Andrew Chen chenandr@cse.msu.edu
Wed, 11 Oct 2000 15:44:42 -0400

At 9:53 AM -0700 10/11/00, Boehm, Hans wrote:
>  > -----Original Message-----
>>  From: Bob Kerns [mailto:Bob.Kerns@brightware.com]
>>  Perhaps your technique has relevance to non-traditional GC
>>  environments,
>>  such as distributed GC, or other non-flat memory models,
>>  where the cost
>>  tradeoffs are distinctly different?
>Or embedded systems, where the space overhead of a tracing collector may not
>be acceptable?
>It seems to me that whether or not an improved reference counting algorithm
>is interesting depends entirely on the characteristics of the algorithm.  If
>you can reclaim cycles immediately without increasing the cost of pointer
>assignments by more than a constant factor over a traditional reference
>counter, I would find that astonishing, and almost certainly worthy of
>publication, probably even as a purely theoretical result.  (In fact, I
>would expect that to be provably impossible, though I don't recall such a
>proof.  So the real question becomes what you lose in the process.)
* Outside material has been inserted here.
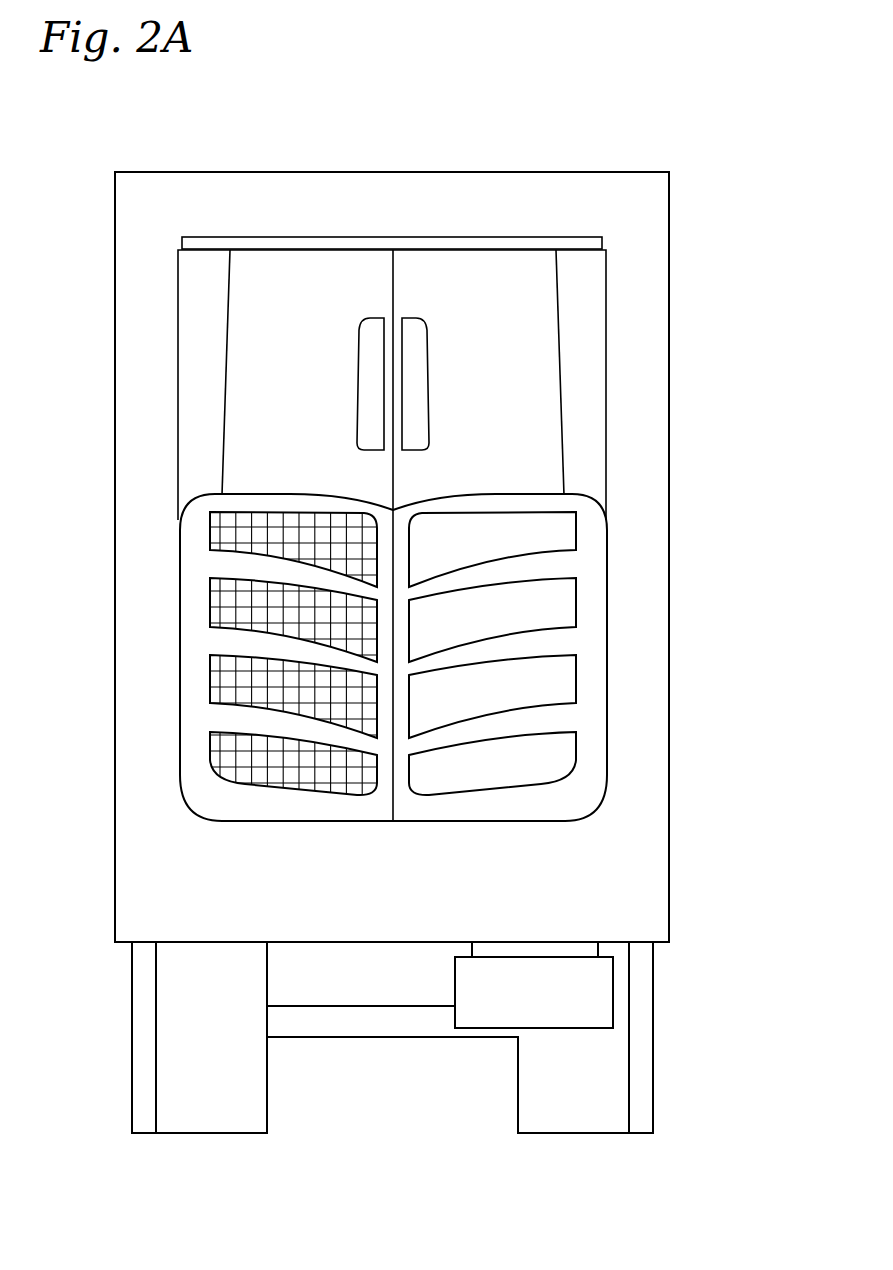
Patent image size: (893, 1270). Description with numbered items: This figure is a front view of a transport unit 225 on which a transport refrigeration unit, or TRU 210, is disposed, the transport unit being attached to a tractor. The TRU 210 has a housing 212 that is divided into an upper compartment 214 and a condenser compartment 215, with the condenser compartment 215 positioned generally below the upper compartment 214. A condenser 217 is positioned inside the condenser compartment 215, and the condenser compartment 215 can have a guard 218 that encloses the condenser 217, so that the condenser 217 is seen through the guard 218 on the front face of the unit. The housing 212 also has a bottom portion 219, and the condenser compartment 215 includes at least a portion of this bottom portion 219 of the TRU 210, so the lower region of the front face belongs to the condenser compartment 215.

I can't guarrantee that it will be always be a constant factor. Most 
of the time it should. Sometimes it will incur heavy costs associated 
with certain types of cyclic data, but never more than the cost of 
doing an atomic mark/sweep. But it might incurr this cost on every 
assignment in certain cases. Very minor changes to the programmer's 
style can be used to avoid this cost in every case that I can think 
of. (And I do mean very minor - the programmer will not need to 
designate any pointers as "strong" or anything like that.)

Given your plus to this idea, and that your name is (at least in my 
mind) well respected I will continue with this idea. (If you think 
the above caveats are too big please let me know. Thanks.)

BTW, if this is an appropriate context to ask, I'm getting weird 
results when I try to "fork" (a new process) while using the BDW 
collector. (I want to run the leak detector in a separate process 
(because it my leak reporter might be buggy and I don't want it to 
crash the main program), so I thought I could fork, invoke a 
non-incremental collection of everything, and have the leak collector 
work (if it does). I thought that while in the other process, since I 
found the leak, I could send this info back to the original process 
and it could free the leaked object. Thus the original process need 
not spend time garbage collecting at all - just occasionally fork.)

Do you know of any reasons that this might cause problems? I suspect 
signal handling (SIGCHLD?)? Or the mmap of /dev/zero causing the 
memory to be shared between processes?

I like the collector a lot and am glad it exists.